Le gris typographique tente de respecter le cahier des charges défini par L.L. de Mars : produire des pages lourdes, pesantes, un peu suffocantes, presque désespérantes par avance. Je voulais cependant éviter les effets très expérimentaux de mes réglages de 1998 et produire un gris plus homogène et plus lisible — mais du fait de mes réglages, il reste ici et là de très jolies lézardes, que j’ai pris garde de soigneusement conserver.

Les réglages sont les suivants :
• Texte composé en corps 10,8, interligné 11,5.
• Espace variable (la « fine » de Xpress) à 40 % de la valeur du demi-cadratin.
• Espaces-mot serrées : optimum à 90 %, minimum à 85 % et maximum à 95 %.
• Sous-interlettrage : –2 % pour les intervalles normaux, minimum de –5% et 0 % au maximum.
• Pas de césure des mots de moins de dix lettres, première césure après la quatrième lettre et avant la troisième (de nombreuses césures ont été introduites à la main, d’autres ont été volontairement ôtées).

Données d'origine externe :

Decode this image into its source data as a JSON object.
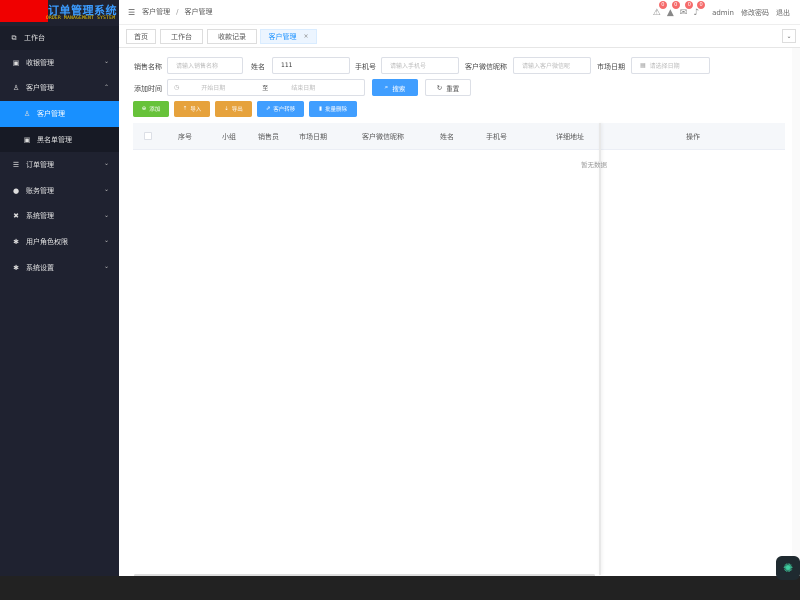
{
  "logo": {
    "title": "订单管理系统",
    "subtitle": "ORDER MANAGEMENT SYSTEM"
  },
  "sidebar": {
    "items": [
      {
        "label": "工作台",
        "icon": "workbench-icon"
      },
      {
        "label": "收银管理",
        "icon": "cashier-icon"
      },
      {
        "label": "客户管理",
        "icon": "user-icon"
      },
      {
        "label": "客户管理",
        "icon": "customer-icon"
      },
      {
        "label": "黑名单管理",
        "icon": "blacklist-icon"
      },
      {
        "label": "订单管理",
        "icon": "order-icon"
      },
      {
        "label": "账务管理",
        "icon": "account-icon"
      },
      {
        "label": "系统管理",
        "icon": "tools-icon"
      },
      {
        "label": "用户角色权限",
        "icon": "gear-icon"
      },
      {
        "label": "系统设置",
        "icon": "settings-icon"
      }
    ]
  },
  "header": {
    "breadcrumb": [
      "客户管理",
      "客户管理"
    ],
    "badges": [
      "0",
      "0",
      "0",
      "0"
    ],
    "user": "admin",
    "change_password": "修改密码",
    "logout": "退出"
  },
  "tabs": [
    {
      "label": "首页"
    },
    {
      "label": "工作台"
    },
    {
      "label": "收款记录"
    },
    {
      "label": "客户管理",
      "close": "×"
    }
  ],
  "filters": {
    "sales_name_label": "销售名称",
    "sales_name_placeholder": "请输入销售名称",
    "name_label": "姓名",
    "name_value": "111",
    "phone_label": "手机号",
    "phone_placeholder": "请输入手机号",
    "wechat_label": "客户微信昵称",
    "wechat_placeholder": "请输入客户微信昵",
    "market_date_label": "市场日期",
    "market_date_placeholder": "请选择日期",
    "add_time_label": "添加时间",
    "start_date_placeholder": "开始日期",
    "range_sep": "至",
    "end_date_placeholder": "结束日期",
    "search_label": "搜索",
    "reset_label": "重置"
  },
  "actions": {
    "add": "添加",
    "import": "导入",
    "export": "导出",
    "transfer": "客户转移",
    "batch_delete": "批量删除"
  },
  "table": {
    "columns": [
      "序号",
      "小组",
      "销售员",
      "市场日期",
      "客户微信昵称",
      "姓名",
      "手机号",
      "详细地址"
    ],
    "action_column": "操作",
    "empty": "暂无数据"
  },
  "colors": {
    "sidebar_bg": "#1f2230",
    "primary": "#409eff",
    "active_nav": "#1890ff",
    "success": "#67c23a",
    "warning": "#e6a23c"
  }
}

En revanche, pour le texte qui clôt le livre (p. 217-224) où L.L. de Mars s’explique sur ses choix, j’ai conservé un rythme et un gris plus classique et plus littéraire, qui rompt avec les pages qui précèdent :
• Espaces-mots : optimum à 95 %, minimum à 90 % et maximum à 98 %.
• Entre les caractères : 0 % pour les intervalles normaux (respectant le rythme naturel de la police), –4 % pour les minimaux, 2 % pour les maximaux.
• Pas de césure des mots de moins de sept lettres, première césure après la quatrième lettre et avant la troisième.

Le colophon

À ce livre, il fallait un colophon…

Après bien des hésitations (voir mes deux autres essais sur la page de ce site consacrée aux colophons), celui retenu est en Cheltenham Consensed corps 8, tout en capitales.